The S.E.C. has not identified the trader or traders who placed the suspicious bets. The F.B.I. declined to comment further.

Authorities did acknowledge that the investigation centers on an unusual spike in options trades involving Heinz. The trades involved 2,533 options bought last Wednesday through a Swiss account at Goldman Sachs, according to the S.E.C.

Using what is known as a call option, the trades placed a bullish bet on Heinz without actually buying the company’s shares. Instead, the trades grant the opportunity to buy the stock at a given price through June.

The move struck authorities as out of the ordinary. For months leading up to the deal, there had been scant activity in Heinz options.

“The timing, size and profitability of the defendants’ trades, as well as the lack of prior history of significant trading in Heinz” in the account, the commission said in the complaint, “makes these trades highly suspicious.”

The anonymous investors spent nearly $90,000 on the call options, a position that skyrocketed on paper to $1.8 million after the deal was announced on Thursday. At the time, Heinz’s stock rose to $72.50, up 20 percent from Wednesday, matching Berkshire’s offer price.

The trades were funneled through the Goldman account, identified as “GS & Co c/o Zurich Office.” The bank, which is not accused of wrongdoing, has said it is cooperating with the investigation.

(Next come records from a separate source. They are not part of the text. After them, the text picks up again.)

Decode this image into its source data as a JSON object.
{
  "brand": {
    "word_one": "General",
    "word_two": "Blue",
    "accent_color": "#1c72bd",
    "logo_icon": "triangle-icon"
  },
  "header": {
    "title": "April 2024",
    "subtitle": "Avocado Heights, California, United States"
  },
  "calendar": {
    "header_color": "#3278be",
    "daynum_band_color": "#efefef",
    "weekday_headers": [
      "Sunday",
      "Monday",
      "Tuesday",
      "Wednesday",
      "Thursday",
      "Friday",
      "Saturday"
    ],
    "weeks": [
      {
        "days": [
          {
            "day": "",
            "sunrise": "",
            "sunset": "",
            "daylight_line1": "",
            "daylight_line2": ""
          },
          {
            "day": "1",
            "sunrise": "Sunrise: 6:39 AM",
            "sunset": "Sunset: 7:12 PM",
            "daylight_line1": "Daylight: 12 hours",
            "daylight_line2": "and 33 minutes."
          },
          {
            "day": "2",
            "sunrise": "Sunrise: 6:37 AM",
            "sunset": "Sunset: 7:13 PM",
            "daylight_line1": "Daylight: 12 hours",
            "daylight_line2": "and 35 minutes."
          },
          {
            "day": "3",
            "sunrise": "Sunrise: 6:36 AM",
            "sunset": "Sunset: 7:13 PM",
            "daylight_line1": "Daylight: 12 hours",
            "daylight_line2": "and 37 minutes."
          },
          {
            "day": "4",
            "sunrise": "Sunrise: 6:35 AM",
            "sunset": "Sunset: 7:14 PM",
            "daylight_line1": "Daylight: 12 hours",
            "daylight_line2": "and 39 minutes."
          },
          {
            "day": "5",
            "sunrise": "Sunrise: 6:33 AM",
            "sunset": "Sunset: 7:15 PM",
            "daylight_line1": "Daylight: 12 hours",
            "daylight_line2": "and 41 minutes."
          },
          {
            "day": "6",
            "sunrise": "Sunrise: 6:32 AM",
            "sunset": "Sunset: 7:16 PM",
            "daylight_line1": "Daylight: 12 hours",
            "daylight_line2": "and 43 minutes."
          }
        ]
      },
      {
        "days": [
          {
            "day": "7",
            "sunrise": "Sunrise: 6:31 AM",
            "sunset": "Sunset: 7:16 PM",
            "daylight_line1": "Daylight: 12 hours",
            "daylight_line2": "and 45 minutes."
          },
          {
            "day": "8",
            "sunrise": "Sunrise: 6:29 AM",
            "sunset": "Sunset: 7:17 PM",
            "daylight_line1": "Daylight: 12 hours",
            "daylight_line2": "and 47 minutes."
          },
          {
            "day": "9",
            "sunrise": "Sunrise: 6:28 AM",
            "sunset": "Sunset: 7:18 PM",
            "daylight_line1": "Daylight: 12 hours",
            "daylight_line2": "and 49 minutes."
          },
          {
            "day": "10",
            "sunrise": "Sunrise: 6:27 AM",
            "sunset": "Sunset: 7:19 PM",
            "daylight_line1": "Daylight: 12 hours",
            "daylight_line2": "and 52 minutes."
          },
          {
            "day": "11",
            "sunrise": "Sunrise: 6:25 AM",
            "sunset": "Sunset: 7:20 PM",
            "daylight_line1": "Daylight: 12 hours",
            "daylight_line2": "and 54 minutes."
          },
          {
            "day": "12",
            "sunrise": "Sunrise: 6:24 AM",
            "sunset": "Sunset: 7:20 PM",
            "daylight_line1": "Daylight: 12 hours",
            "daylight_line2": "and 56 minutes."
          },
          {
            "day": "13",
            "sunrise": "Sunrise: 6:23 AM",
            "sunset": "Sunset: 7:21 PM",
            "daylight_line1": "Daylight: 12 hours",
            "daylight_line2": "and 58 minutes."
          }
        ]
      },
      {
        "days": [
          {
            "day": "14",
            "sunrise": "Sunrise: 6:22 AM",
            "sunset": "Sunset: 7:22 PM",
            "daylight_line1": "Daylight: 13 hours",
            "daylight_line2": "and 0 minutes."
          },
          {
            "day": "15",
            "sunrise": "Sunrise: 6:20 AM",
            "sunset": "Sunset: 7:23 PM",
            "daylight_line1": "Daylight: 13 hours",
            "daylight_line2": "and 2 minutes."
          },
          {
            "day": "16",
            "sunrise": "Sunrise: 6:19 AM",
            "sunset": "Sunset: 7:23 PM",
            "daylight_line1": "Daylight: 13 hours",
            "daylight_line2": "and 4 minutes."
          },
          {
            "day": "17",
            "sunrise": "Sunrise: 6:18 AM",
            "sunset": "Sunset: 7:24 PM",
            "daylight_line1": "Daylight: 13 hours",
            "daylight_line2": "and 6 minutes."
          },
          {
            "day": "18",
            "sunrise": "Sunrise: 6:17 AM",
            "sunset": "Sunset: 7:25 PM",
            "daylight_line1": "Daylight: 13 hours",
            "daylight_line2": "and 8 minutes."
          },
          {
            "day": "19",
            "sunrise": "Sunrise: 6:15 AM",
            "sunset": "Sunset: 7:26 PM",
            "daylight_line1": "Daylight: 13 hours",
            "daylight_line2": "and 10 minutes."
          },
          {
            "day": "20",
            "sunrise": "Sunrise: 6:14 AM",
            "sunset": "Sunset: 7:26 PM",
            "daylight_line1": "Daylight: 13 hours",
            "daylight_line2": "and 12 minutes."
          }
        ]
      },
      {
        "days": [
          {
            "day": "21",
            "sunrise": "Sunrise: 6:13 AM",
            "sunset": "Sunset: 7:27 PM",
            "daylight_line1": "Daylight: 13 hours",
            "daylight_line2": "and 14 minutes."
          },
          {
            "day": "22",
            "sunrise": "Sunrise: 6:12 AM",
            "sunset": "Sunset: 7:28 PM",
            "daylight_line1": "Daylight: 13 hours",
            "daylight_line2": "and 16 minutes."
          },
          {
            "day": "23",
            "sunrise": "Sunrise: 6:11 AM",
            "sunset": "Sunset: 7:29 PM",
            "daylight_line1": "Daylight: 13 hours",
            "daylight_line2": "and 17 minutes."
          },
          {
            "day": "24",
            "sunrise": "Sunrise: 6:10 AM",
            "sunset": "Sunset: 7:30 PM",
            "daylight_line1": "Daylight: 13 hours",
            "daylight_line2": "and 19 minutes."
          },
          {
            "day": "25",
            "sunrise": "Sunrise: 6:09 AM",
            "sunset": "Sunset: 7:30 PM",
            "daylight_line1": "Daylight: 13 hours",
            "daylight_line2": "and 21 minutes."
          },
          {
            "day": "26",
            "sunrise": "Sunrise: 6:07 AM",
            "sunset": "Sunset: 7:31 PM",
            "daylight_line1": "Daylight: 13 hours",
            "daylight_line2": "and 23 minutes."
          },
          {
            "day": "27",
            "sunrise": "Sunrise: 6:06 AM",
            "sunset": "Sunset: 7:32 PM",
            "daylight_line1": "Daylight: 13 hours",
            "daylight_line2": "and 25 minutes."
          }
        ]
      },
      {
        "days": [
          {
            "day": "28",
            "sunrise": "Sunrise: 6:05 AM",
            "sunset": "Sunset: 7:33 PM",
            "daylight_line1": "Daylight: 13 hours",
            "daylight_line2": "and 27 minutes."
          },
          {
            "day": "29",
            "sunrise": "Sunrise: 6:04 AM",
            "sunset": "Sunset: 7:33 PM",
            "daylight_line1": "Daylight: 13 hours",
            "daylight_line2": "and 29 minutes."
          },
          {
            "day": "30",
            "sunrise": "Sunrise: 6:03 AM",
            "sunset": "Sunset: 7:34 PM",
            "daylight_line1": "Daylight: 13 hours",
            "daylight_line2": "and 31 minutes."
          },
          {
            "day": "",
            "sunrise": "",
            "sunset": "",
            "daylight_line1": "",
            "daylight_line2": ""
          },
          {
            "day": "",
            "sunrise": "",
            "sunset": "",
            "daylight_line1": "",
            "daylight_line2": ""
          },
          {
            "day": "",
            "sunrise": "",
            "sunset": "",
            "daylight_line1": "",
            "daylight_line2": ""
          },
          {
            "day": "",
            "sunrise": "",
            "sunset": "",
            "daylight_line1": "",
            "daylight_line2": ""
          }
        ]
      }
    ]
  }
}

The growing inquiry may cast a cloud over the Heinz deal. While the S.E.C. already raised concerns, the F.B.I.’s examination adds to the scrutiny and for the first time raises the prospect of criminal actions.

Once authorities identify the traders, the S.E.C. and F.B.I. will turn their focus to the limited universe of insiders who could have leaked details of the deal. Dozens of people — including executives at both the buyers and the seller — possessed confidential information about the deal.

As authorities pursue the Heinz case, they are building on a recent campaign to root out insider trading on Wall Street. The S.E.C. filed 58 such actions last year, and the F.B.I. helped bring criminal cases in a number of actions against hedge funds and corporate insiders.